Krain [6] kemungkinan peran HSV dalam patogenesis Pemfigus Vulgaris. Beberapa kasus
PV-diinduksi atau wol oleh infeksi virus telah dilaporkan. Selain itu, beberapa kasus
Pemfigus Vulgaris dilaporkan pada vaksinasi dengan virus protein. [7,8] Infeksi virus
dianggap kemungkinan faktor pemicu untuk PV. Beberapa laporan telah menggambarkan
kasus pemphigus dalam hubungan dengan HSV, VZVs, EpsteinBar virus, cytomegalovirus
dan HHV-8 inf ect ion, [9] khususnya korelasi yang terakhir telah diperoleh mungkin karena
faktor lokal. [10,11]

Pada tahun 1999, Tufano et al., [12] dievaluasi prevalensi herpes virus DNA dalam sel
mononuklear darah perifer (PBMC) dan lesi kulit pasien PV dengan polymerase chain reaksi.
HSV-1 dan HSV-2 DNA yang terdeteksi pada 50% PBMC dan 71% dari biopsi kulit pasien.

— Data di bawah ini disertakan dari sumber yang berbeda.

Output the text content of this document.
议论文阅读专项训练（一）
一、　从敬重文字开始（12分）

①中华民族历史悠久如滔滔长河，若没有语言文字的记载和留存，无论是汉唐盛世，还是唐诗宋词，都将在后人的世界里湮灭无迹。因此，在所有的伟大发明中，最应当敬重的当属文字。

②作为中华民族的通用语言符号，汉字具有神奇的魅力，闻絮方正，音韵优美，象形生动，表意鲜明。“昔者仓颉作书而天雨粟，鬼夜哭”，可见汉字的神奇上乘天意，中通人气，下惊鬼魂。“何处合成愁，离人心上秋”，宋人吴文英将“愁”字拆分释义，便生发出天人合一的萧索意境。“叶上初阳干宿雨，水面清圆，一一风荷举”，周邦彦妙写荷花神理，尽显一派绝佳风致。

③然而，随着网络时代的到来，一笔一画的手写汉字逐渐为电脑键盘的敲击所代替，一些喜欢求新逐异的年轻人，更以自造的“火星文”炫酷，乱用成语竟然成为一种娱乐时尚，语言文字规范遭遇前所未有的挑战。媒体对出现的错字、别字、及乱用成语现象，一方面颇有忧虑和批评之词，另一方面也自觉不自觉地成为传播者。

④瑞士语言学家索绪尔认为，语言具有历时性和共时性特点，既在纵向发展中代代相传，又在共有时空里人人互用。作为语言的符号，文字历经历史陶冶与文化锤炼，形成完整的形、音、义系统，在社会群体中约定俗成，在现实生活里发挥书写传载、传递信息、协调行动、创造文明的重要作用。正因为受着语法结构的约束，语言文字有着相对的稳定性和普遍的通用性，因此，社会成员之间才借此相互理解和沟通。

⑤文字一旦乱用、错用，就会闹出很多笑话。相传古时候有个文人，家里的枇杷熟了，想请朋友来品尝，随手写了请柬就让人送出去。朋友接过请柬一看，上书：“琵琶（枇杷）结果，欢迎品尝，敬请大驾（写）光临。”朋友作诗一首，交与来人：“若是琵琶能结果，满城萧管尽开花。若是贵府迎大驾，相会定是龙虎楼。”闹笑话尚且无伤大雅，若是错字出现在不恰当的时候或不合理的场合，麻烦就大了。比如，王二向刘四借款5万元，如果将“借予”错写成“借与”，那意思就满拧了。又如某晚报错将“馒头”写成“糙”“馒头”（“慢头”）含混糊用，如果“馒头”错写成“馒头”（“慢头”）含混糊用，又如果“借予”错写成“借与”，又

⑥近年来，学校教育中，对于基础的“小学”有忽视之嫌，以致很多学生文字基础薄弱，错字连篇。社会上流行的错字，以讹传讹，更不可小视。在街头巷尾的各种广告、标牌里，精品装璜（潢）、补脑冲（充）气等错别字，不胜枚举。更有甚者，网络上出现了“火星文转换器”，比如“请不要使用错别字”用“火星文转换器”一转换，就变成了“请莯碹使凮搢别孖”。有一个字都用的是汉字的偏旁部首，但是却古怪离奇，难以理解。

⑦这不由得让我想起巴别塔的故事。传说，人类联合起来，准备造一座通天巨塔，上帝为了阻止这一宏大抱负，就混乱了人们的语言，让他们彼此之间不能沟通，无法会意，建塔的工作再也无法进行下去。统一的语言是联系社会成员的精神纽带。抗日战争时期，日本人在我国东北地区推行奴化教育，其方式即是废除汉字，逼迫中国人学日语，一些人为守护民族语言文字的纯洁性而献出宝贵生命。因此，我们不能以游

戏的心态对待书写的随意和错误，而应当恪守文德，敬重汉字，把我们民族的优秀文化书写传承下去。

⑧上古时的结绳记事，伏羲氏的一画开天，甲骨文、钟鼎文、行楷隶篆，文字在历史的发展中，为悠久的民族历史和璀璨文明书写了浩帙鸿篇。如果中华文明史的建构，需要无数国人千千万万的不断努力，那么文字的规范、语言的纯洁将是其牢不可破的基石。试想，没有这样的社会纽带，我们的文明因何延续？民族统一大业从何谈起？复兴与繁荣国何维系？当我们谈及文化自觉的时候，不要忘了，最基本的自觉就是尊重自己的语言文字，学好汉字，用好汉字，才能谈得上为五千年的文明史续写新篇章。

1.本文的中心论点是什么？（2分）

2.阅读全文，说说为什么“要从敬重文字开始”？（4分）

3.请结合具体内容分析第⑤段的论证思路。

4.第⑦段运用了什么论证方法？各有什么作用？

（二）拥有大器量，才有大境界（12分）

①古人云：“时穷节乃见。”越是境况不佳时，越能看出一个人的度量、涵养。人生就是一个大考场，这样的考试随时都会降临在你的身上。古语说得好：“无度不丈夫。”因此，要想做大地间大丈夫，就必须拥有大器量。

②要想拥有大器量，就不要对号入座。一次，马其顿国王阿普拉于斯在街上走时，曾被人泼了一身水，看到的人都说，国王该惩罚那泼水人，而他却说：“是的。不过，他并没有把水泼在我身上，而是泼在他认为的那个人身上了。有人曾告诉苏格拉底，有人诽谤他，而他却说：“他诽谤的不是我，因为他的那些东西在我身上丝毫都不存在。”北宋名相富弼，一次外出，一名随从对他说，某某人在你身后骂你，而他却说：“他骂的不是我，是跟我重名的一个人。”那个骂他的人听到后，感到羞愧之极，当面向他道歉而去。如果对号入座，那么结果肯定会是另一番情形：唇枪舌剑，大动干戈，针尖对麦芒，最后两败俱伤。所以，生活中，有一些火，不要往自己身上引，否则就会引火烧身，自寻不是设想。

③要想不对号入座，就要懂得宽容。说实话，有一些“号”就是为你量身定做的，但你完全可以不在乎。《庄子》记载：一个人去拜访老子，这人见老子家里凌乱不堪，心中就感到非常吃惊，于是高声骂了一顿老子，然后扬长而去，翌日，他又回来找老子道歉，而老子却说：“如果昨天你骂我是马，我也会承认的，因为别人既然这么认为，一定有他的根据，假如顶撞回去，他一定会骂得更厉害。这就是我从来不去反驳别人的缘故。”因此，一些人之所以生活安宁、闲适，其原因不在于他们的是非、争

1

Onset atau eksaserbasi PV telah ditemukan terkait dengan infeksi HSV dalam beberapa studi
klinis yang dikaji oleh Ahmad et al., [13]Brenner et al., [9] dan Ruocco et al. [14] Hipotesis
yang berbeda telah diusulkan mengenai peran potensial dari HSV dalam patogenesis PV.

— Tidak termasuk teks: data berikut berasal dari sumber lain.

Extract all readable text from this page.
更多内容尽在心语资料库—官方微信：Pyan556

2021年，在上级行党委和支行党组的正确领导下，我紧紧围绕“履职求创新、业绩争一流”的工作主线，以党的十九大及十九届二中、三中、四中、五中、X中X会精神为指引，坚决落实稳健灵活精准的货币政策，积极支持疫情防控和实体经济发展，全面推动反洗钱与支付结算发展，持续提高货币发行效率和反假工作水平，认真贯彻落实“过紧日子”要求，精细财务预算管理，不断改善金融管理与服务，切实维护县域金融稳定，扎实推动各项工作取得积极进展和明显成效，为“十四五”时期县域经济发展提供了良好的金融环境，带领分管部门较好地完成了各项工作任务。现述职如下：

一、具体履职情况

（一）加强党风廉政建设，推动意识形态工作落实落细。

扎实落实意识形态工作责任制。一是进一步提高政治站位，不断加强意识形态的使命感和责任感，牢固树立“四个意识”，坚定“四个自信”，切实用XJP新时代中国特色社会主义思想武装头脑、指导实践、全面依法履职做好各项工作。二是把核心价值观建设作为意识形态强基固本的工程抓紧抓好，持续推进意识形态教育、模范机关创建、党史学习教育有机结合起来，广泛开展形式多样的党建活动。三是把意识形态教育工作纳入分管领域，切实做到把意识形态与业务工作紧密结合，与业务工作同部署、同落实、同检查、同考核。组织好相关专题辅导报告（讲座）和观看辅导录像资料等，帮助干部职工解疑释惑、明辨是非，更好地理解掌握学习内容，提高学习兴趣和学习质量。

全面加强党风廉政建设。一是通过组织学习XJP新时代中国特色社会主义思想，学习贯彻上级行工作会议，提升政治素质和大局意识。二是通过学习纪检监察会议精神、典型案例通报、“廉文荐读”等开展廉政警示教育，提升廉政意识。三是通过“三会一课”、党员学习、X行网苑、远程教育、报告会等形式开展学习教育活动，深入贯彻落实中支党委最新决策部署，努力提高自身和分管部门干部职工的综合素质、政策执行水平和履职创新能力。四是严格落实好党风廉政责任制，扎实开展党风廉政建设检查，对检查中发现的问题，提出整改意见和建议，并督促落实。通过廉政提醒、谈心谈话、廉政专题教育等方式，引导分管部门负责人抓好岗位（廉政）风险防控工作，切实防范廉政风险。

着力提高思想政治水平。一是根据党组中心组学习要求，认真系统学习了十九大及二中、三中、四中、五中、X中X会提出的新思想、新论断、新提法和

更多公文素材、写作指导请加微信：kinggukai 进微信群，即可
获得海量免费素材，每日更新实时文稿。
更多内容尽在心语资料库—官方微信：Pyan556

virus Infeksi dapat menyebabkan peningkatan regulasi hormonal dan seluler faktor
proinflamasi yang memfasilitasi pecahnya PV. Kalra et al., [15]  baru-baru ini
memperkirakankan peran dari HSV melambat dalam penyembuhan lesi PV. Namun,
penelitian kami tampaknya menunjukkan infeksi HSV sebagai kejadiaan yang bersamaan
karena kurangnya pertahanan jaringan epitel normal di lesi pemfigus vulgaris, tetapi tanpa
implikasi patogen menyebabkan eksaserbasi penyakit. Lesi HSV sebagian besar terdiri dari
beberapa dikelompokkan lepuh kecil (1-3 mm) putaran timbul dari kulit yang meradang atau
mukosa. Meskipun mereka secara klinis tampak agak berbeda dari lesi PV, mereka sulit
untuk mengidentifikasi, sedangkan mereka muncul bersama dengan lesi yang banyak. [16]

Dalam penelitian ini, kami tidak melihat perbedaan yang signifikan antara respon terhadap
pengobatan dalam kelompok yang diobati dengan asiklovir dibandingkan dengan kelompok
kontrol. Selain itu, tidak ada pengurangan lamanya rawat inap terlihat pada kelompok
asiklovir yang diobati. Namun, sebagian dan remisi lengkap yang agak lebih tinggi pada
pasien pada terapi asiklovir dibandingkan dengan kontrol.